Efficient Ring-Topology Decentralized Federated Learning with Deep Generative Models for Medical Data in eHealthcare Systems

Abstract

By leveraging deep learning technologies, data-driven-based approaches have reached great success with the rapid increase of data generated for medical applications. However, security and privacy concerns are obstacles for data providers in many sensitive data-driven scenarios, such as rehabilitation and 24 h on-the-go healthcare services. Although many federated learning (FL) approaches have been proposed with DNNs for medical applications, these works still suffer from low usability of data due to data incompleteness, low quality, insufficient quantity, sensitivity, etc.
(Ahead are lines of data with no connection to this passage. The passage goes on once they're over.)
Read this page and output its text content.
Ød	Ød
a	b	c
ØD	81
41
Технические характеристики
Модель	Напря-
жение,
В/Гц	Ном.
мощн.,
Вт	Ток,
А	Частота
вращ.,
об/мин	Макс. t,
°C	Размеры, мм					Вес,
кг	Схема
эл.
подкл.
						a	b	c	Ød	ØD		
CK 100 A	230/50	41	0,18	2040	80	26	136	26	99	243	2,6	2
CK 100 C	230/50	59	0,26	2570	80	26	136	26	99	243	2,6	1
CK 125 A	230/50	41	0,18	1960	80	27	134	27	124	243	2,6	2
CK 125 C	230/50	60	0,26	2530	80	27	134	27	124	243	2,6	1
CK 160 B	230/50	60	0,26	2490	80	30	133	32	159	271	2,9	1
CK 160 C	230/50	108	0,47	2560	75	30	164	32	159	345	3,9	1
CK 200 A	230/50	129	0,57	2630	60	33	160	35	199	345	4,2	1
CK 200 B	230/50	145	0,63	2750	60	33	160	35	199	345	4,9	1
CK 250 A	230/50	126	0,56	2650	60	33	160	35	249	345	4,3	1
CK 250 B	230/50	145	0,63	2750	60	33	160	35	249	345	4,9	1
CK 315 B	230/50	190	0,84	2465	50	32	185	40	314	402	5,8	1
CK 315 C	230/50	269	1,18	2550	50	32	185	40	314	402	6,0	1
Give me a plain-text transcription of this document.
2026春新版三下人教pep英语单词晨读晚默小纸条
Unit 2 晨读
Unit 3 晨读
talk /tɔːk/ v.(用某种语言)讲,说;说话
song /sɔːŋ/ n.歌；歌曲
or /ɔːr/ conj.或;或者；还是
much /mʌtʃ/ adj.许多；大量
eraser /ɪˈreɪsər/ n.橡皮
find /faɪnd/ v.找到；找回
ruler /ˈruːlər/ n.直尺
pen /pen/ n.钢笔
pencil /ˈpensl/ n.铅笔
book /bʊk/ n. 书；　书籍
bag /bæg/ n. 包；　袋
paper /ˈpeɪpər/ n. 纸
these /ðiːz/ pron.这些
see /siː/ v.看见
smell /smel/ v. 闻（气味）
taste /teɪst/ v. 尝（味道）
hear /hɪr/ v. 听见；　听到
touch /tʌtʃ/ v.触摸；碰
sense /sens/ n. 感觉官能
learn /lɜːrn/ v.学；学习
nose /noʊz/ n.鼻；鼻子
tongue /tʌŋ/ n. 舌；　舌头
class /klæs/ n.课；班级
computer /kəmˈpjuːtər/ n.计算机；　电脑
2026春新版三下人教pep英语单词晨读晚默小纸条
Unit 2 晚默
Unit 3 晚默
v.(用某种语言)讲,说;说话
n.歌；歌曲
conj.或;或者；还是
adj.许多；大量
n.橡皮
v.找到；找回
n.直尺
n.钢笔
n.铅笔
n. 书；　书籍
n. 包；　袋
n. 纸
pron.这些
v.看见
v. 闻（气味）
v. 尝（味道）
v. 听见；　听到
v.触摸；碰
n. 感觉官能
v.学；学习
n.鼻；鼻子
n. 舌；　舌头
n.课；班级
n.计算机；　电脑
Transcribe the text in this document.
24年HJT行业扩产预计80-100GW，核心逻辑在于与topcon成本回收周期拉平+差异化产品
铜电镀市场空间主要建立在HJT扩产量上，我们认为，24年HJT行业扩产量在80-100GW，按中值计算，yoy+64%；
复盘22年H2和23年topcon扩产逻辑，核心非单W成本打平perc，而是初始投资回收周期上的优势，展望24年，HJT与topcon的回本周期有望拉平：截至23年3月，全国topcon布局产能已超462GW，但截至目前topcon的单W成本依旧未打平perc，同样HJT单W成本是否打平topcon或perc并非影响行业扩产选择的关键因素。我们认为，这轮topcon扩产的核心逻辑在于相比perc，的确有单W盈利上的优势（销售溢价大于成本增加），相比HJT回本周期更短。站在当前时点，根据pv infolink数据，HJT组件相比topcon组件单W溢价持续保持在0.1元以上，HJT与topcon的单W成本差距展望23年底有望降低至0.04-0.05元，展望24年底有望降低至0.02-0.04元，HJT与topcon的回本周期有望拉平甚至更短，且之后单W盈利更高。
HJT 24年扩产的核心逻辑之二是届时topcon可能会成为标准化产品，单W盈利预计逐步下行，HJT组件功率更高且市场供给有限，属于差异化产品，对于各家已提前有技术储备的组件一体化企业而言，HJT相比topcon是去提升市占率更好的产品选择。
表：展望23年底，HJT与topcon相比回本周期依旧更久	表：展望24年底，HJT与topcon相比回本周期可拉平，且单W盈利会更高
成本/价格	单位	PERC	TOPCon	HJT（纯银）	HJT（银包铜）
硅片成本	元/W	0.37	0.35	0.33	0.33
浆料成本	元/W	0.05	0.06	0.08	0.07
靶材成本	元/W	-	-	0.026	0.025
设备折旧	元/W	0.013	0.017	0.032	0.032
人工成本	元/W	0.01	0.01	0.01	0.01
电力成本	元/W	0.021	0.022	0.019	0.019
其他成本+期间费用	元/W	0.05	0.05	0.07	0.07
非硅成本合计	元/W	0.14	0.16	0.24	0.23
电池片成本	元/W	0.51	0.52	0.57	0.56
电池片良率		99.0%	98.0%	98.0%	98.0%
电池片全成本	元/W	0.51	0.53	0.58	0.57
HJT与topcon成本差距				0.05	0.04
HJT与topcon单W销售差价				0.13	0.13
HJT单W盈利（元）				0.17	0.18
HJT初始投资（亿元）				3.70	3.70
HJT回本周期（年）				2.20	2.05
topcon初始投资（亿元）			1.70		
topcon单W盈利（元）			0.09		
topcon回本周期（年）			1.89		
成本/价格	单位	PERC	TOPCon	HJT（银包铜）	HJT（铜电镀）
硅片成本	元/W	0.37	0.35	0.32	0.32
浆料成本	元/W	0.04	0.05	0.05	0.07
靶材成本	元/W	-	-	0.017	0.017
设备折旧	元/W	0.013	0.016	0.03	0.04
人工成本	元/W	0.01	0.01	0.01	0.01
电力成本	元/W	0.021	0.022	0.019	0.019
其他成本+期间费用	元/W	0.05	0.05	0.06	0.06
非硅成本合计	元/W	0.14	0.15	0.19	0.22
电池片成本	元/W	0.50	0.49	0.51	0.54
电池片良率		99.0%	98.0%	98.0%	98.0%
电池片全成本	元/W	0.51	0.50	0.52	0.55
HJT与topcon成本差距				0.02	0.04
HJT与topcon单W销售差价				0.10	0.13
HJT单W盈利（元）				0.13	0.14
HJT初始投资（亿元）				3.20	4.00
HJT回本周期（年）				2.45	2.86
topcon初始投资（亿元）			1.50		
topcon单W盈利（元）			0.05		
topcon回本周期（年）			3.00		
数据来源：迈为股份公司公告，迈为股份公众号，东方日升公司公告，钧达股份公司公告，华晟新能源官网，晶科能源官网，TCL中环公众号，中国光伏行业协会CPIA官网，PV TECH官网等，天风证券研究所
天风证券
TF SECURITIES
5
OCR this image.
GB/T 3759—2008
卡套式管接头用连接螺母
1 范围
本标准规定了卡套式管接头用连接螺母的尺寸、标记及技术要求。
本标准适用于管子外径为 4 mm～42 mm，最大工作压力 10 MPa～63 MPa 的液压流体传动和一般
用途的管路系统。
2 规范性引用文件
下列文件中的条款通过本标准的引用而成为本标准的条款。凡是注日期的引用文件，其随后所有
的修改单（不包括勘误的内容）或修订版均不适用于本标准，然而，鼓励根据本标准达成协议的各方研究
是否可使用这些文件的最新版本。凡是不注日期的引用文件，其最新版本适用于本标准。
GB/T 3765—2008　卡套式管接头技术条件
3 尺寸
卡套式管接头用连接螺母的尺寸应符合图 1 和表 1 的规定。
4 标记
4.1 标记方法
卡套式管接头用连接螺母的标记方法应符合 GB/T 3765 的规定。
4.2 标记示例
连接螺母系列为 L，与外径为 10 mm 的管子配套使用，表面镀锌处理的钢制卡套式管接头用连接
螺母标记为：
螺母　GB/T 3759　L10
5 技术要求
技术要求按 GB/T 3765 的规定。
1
Therefore, we propose a ring-topology-based decentralized federated learning (RDFL) scheme for deep generative models (DGM), where DGM is a promising solution for solving the aforementioned data usability issues. Our RDFL schemes provide communication efficiency and maintain training performance to boost DGMs in target tasks compared with existing FL works. A novel ring FL topology and a map-reduce-based synchronizing method are designed in the proposed RDFL to improve the decentralized FL performance and bandwidth utilization. In addition, an inter-planetary file system (IPFS) is introduced to further improve communication efficiency and FL security. Extensive experiments have been taken to demonstrate the superiority of RDFL with either independent and identically distributed (IID) datasets or non-independent and identically distributed (Non-IID) datasets.